Academic Writing: An Essential Skill to Survive in Academia. Advanced
This course wil be taught on-line
‘Publish or perish’ is a well-known say that gives a sense of the kind of expectations researchers should meet to survive in academia. This course provides the essential knowledge and training for academic writing in English. It is specifically targeted to scholars with some experience in academic writing who may have incurred in roadblocks or tend to procrastinate writing. Young writers who wish to be equipped with specific knowledge on the craft of academic writing could also benefit from it. Over the course of five days, we will discuss in detail the whole process of academic writing and break it down into sections. Laying out each section into smaller and more manageable tasks greatly increases the possibility of successful writing.
A clear and engaging academic writing is essential to convey ideas, share thoughts and participate in the scholarly debate. This course provides a methodological frame for academic writing and it requires the active participation of the attendees. The teaching method consists of explanation of the writing technique followed by writing practice. Students will be requested to perform each step of the academic writing process in the classroom. The goal is to practice the various writing skills, not to produce authentic academic papers. Indeed, students will be allowed to make up datas and research in order to practice writing. The writing papers produced will be thoroughly discussed and commented; this step is essential because it helps writers to become more familiar with the peer review process and learn how to overcome the pain which is sometimes associated with it. Instead, writers can learn how to benefit from the anonymous feedback and produce better papers. We will discuss the writing habits of successful academics and provide tips to become more skillful writers and overcome any writer’s block.

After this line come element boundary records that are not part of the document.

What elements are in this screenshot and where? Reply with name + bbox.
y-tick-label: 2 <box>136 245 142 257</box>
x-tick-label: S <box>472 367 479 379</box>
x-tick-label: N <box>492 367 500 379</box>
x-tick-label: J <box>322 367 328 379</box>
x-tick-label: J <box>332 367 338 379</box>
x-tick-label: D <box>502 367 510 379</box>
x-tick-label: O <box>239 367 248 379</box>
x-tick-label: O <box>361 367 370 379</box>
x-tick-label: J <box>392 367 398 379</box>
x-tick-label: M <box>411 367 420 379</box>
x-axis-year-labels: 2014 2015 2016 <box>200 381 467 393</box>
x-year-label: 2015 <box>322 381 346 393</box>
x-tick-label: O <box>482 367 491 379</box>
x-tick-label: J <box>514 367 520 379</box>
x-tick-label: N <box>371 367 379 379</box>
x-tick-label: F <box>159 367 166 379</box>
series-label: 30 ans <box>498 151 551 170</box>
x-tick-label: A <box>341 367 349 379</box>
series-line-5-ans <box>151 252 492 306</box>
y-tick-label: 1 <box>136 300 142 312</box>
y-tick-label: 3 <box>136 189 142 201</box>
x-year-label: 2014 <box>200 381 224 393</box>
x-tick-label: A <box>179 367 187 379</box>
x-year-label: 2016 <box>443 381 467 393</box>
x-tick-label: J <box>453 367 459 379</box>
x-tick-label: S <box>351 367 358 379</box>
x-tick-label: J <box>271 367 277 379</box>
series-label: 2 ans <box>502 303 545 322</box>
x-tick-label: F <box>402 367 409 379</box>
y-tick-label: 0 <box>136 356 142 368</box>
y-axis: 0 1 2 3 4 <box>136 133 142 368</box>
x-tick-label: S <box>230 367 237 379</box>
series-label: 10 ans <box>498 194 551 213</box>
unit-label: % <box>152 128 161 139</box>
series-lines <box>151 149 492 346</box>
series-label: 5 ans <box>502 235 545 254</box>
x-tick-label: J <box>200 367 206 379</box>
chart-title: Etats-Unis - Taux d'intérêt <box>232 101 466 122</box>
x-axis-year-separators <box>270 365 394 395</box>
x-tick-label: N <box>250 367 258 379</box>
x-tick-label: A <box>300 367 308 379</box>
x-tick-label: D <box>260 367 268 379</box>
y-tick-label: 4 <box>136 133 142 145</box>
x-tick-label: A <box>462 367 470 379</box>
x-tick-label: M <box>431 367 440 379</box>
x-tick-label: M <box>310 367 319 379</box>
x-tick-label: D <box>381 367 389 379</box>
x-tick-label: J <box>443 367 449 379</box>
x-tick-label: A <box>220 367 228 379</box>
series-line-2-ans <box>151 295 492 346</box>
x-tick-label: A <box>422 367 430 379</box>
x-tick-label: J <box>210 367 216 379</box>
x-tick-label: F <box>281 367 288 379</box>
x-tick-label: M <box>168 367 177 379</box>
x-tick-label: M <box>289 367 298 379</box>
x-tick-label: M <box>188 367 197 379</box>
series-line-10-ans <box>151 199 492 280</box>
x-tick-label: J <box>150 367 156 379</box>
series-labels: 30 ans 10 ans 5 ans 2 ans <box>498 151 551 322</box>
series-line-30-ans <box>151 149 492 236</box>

The course begins with an introduction on academic writing (formal, impersonal and cautious style). We outline the importance of finding an original research question and to provide a sound, reliable and convincing answer that can be beneficial to the scholarly community and effectively advance knowledge. The introduction includes a reflection on the reader’s expectations and consider the importance of engaging the audience. Subsequently, we tackle each of the sections that constitues the process of academic writing and discuss possible ways to organize the research plan (plan your paper, organize ideas, evaluate information, write a first draft and receive some feedback). The following items will be thoroughly discussed and practiced:
- State your research question and working hypothesis;
- Search for evidence: consult primary and secondary sources. Should you take notes or leave it for later? Write as you read!
- Record your sources fully, accurately and appropriately: determine your citation style and record bibliographic data;
- Basic outline of your first draft: choosing and ordering points; breaking sections into smaller parts;
- How to structure a paragraph: communicate complex ideas in a way that makes them least likely to be challenged;
- Logical organisation of your argument: clearly report your reasoning to readers;
- Responding to others’ arguments;
- Writing the conclusion;
- Revising. Editing. Proofreading.
Attending this course will allow you to see academic writing as a skill that can be learned and refined over time. It will also help you to detach from any emotional block you may have experienced in the past and reframe academic writing under a new light. Eventually, producing a written piece of research will consist of just a series of small tasks that can be worked out one step at a time.
- Wayne C. Booth, Gregory G. Colomb, Joseph M. Williams, Joseph Bizup and William T. Fitzgerald, The Craft of Research, University of Chicago Press; fourth edition (2016).
- Helen Sword, With Air & Light & Time & Space: How Successful Academics Write, Harvard University Press (2017).
- Kate L. Turabian, A Manual for Writers of Research Papers, Theses, and Dissertations, University of Chicago Press; eighth edition (2013).
For more details see table in informações úteis
Elsa De Luca is Researcher at CESEM – NOVA FCSH University of Lisbon, where she is currently pursuing palaeographical research into Iberian medieval notation. In addition, Elsa is co-director of the book series Musicalia Antiquitatis & Medii Aevi, published by Brepols; she is Administrative Chair and member of the Board of the Music Encoding Initiative and Coordinator of the Portuguese Early Music Database. Elsa De Luca holds a PhD in Historical Musicology (Università del Salento, 2011) and a Piano Diploma (2002). She has published articles on the notation, cryptography, and liturgy in Iberian manuscripts (10th – 16th cent.), and on the music and liturgy in some French manuscripts (13th – 14th cent.). Elsa has collaborated in international research projects in Italy, France, Portugal, the UK, and Canada.